We’ve said it before: the only way we can hold human rights to its ideals is through a global, inclusive unapologetic feminist movement.  Farah Tanis, co-founder and Executive Director of Black Women’s Blueprint, says: “People need to have more vision. Leadership,” she says, “needs to have a deeper understanding and embody what it means to fully commit yourself to liberation; for both ourselves and each other.”  Raquel Willis, a transgender activist and lawyer, told Newsweek “We must go beyond having trans women speak and share their brilliance for a one-off event. We have to go beyond saying that transwomen are included, we have to show it by putting them in leadership positions and building pipelines to leadership.”

Privatization of critical public services such as education, access to water, healthcare and housing increases inequalities and adds to obstacles that women and girls face in attaining true women’s rights.

To fight for ourselves and each other is, historically and even to this day, a radical notion that causes fractitious division in the women’s movement. Many feel that their voices are not being heard. Many feel that, at a critical time to show unity and strength, only the feminist issues linked to securing a constituent’s vote (ex.: equal pay, birth control, maternity leave) were brought to light as a way to increase attendance and voter turnout for the most recent Congressional and Presidential elections. Natasha Johnson, founder of Globalizing Gender, says “We’ve siloed, we’ve stepped over and around each other and we don’t give each other space to admit when we’ve messed up.  So instead of accepting each other, we see each other as enemy, while the structures we protest fortify.  We have collective consciousness, diverse techniques and detailed experiences that can aide one another in ways that we can’t even imagine because we’ve never seen it done like that before, except at center.”  

“We must go beyond having trans women speak and share their brilliance for a one-off event.

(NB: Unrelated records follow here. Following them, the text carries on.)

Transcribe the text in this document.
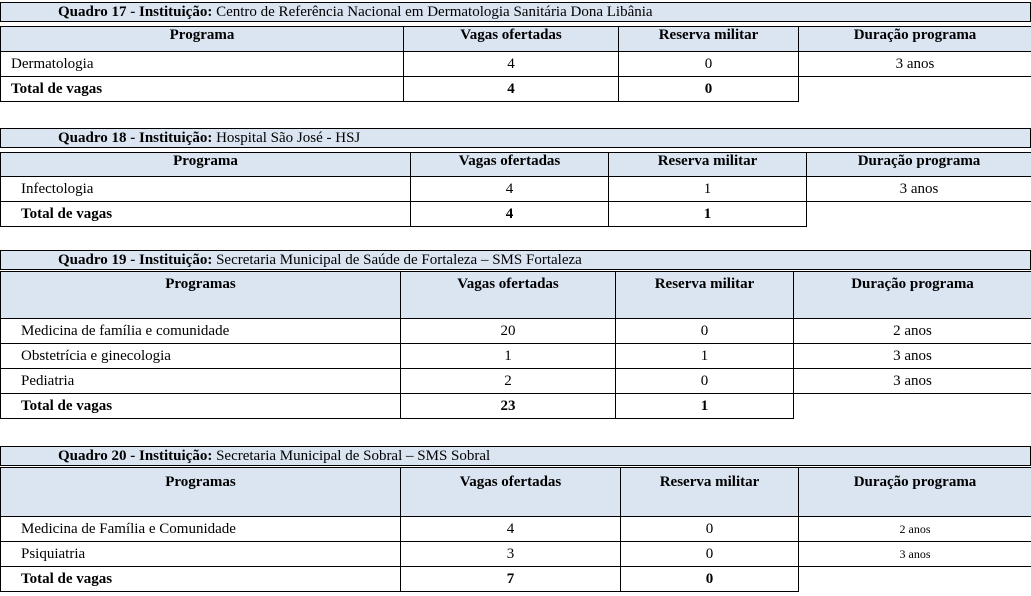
Quadro 17 - Instituição: Centro de Referência Nacional em Dermatologia Sanitária Dona Libânia
Programa	Vagas ofertadas	Reserva militar	Duração programa
Dermatologia	4	0	3 anos
Total de vagas	4	0	
Quadro 18 - Instituição: Hospital São José - HSJ
Programa	Vagas ofertadas	Reserva militar	Duração programa
Infectologia	4	1	3 anos
Total de vagas	4	1	
Quadro 19 - Instituição: Secretaria Municipal de Saúde de Fortaleza – SMS Fortaleza
Programas	Vagas ofertadas	Reserva militar	Duração programa
Medicina de família e comunidade	20	0	2 anos
Obstetrícia e ginecologia	1	1	3 anos
Pediatria	2	0	3 anos
Total de vagas	23	1	
Quadro 20 - Instituição: Secretaria Municipal de Sobral – SMS Sobral
Programas	Vagas ofertadas	Reserva militar	Duração programa
Medicina de Família e Comunidade	4	0	2 anos
Psiquiatria	3	0	3 anos
Total de vagas	7	0	
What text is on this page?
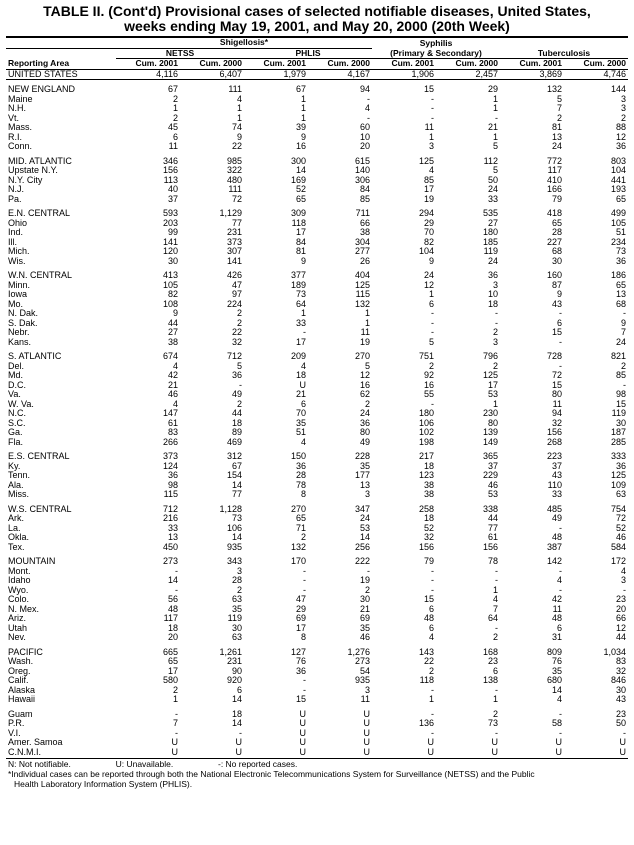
TABLE II. (Cont'd) Provisional cases of selected notifiable diseases, United States,
weeks ending May 19, 2001, and May 20, 2000 (20th Week)
	Shigellosis*				Syphilis
(Primary & Secondary)		Tuberculosis	
	NETSS		PHLIS					
Reporting Area	Cum. 2001	Cum. 2000	Cum. 2001	Cum. 2000	Cum. 2001	Cum. 2000	Cum. 2001	Cum. 2000
UNITED STATES	4,116	6,407	1,979	4,167	1,906	2,457	3,869	4,746

NEW ENGLAND	67	111	67	94	15	29	132	144
Maine	2	4	1	-	-	1	5	3
N.H.	1	1	1	4	-	1	7	3
Vt.	2	1	1	-	-	-	2	2
Mass.	45	74	39	60	11	21	81	88
R.I.	6	9	9	10	1	1	13	12
Conn.	11	22	16	20	3	5	24	36

MID. ATLANTIC	346	985	300	615	125	112	772	803
Upstate N.Y.	156	322	14	140	4	5	117	104
N.Y. City	113	480	169	306	85	50	410	441
N.J.	40	111	52	84	17	24	166	193
Pa.	37	72	65	85	19	33	79	65

E.N. CENTRAL	593	1,129	309	711	294	535	418	499
Ohio	203	77	118	66	29	27	65	105
Ind.	99	231	17	38	70	180	28	51
Ill.	141	373	84	304	82	185	227	234
Mich.	120	307	81	277	104	119	68	73
Wis.	30	141	9	26	9	24	30	36

W.N. CENTRAL	413	426	377	404	24	36	160	186
Minn.	105	47	189	125	12	3	87	65
Iowa	82	97	73	115	1	10	9	13
Mo.	108	224	64	132	6	18	43	68
N. Dak.	9	2	1	1	-	-	-	-
S. Dak.	44	2	33	1	-	-	6	9
Nebr.	27	22	-	11	-	2	15	7
Kans.	38	32	17	19	5	3	-	24

S. ATLANTIC	674	712	209	270	751	796	728	821
Del.	4	5	4	5	2	2	-	2
Md.	42	36	18	12	92	125	72	85
D.C.	21	-	U	16	16	17	15	-
Va.	46	49	21	62	55	53	80	98
W. Va.	4	2	6	2	-	1	11	15
N.C.	147	44	70	24	180	230	94	119
S.C.	61	18	35	36	106	80	32	30
Ga.	83	89	51	80	102	139	156	187
Fla.	266	469	4	49	198	149	268	285

E.S. CENTRAL	373	312	150	228	217	365	223	333
Ky.	124	67	36	35	18	37	37	36
Tenn.	36	154	28	177	123	229	43	125
Ala.	98	14	78	13	38	46	110	109
Miss.	115	77	8	3	38	53	33	63

W.S. CENTRAL	712	1,128	270	347	258	338	485	754
Ark.	216	73	65	24	18	44	49	72
La.	33	106	71	53	52	77	-	52
Okla.	13	14	2	14	32	61	48	46
Tex.	450	935	132	256	156	156	387	584

MOUNTAIN	273	343	170	222	79	78	142	172
Mont.	-	3	-	-	-	-	-	4
Idaho	14	28	-	19	-	-	4	3
Wyo.	-	2	-	2	-	1	-	-
Colo.	56	63	47	30	15	4	42	23
N. Mex.	48	35	29	21	6	7	11	20
Ariz.	117	119	69	69	48	64	48	66
Utah	18	30	17	35	6	-	6	12
Nev.	20	63	8	46	4	2	31	44

PACIFIC	665	1,261	127	1,276	143	168	809	1,034
Wash.	65	231	76	273	22	23	76	83
Oreg.	17	90	36	54	2	6	35	32
Calif.	580	920	-	935	118	138	680	846
Alaska	2	6	-	3	-	-	14	30
Hawaii	1	14	15	11	1	1	4	43

Guam	-	18	U	U	-	2	-	23
P.R.	7	14	U	U	136	73	58	50
V.I.	-	-	U	U	-	-	-	-
Amer. Samoa	U	U	U	U	U	U	U	U
C.N.M.I.	U	U	U	U	U	U	U	U
N: Not notifiable.	U: Unavailable.	-: No reported cases.
*Individual cases can be reported through both the National Electronic Telecommunications System for Surveillance (NETSS) and the Public
Health Laboratory Information System (PHLIS).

We have to go beyond saying that transwomen are included, we have to show it by putting them in leadership positions and building pipelines to leadership.”

The dismantling of patriarchy does not come just from demanding equal rights for women. It comes from understanding and demanding a radical and revolutionary restructuring of the system that incarcerates more individuals than anywhere else in the world; it demands access to clean water and air in all zip codes; it requires a reckoning of the inherent distrust and disbelief of women which results in the highest maternal mortality rates in the developed world; it demands undoing colonial and capitalist outsourcing through continued hegemonic entitlement; it demands racial justice. 

Despite shortcomings, there is now a focus on feminist movements, and it is an opportunity for us to envision something bolder and broader.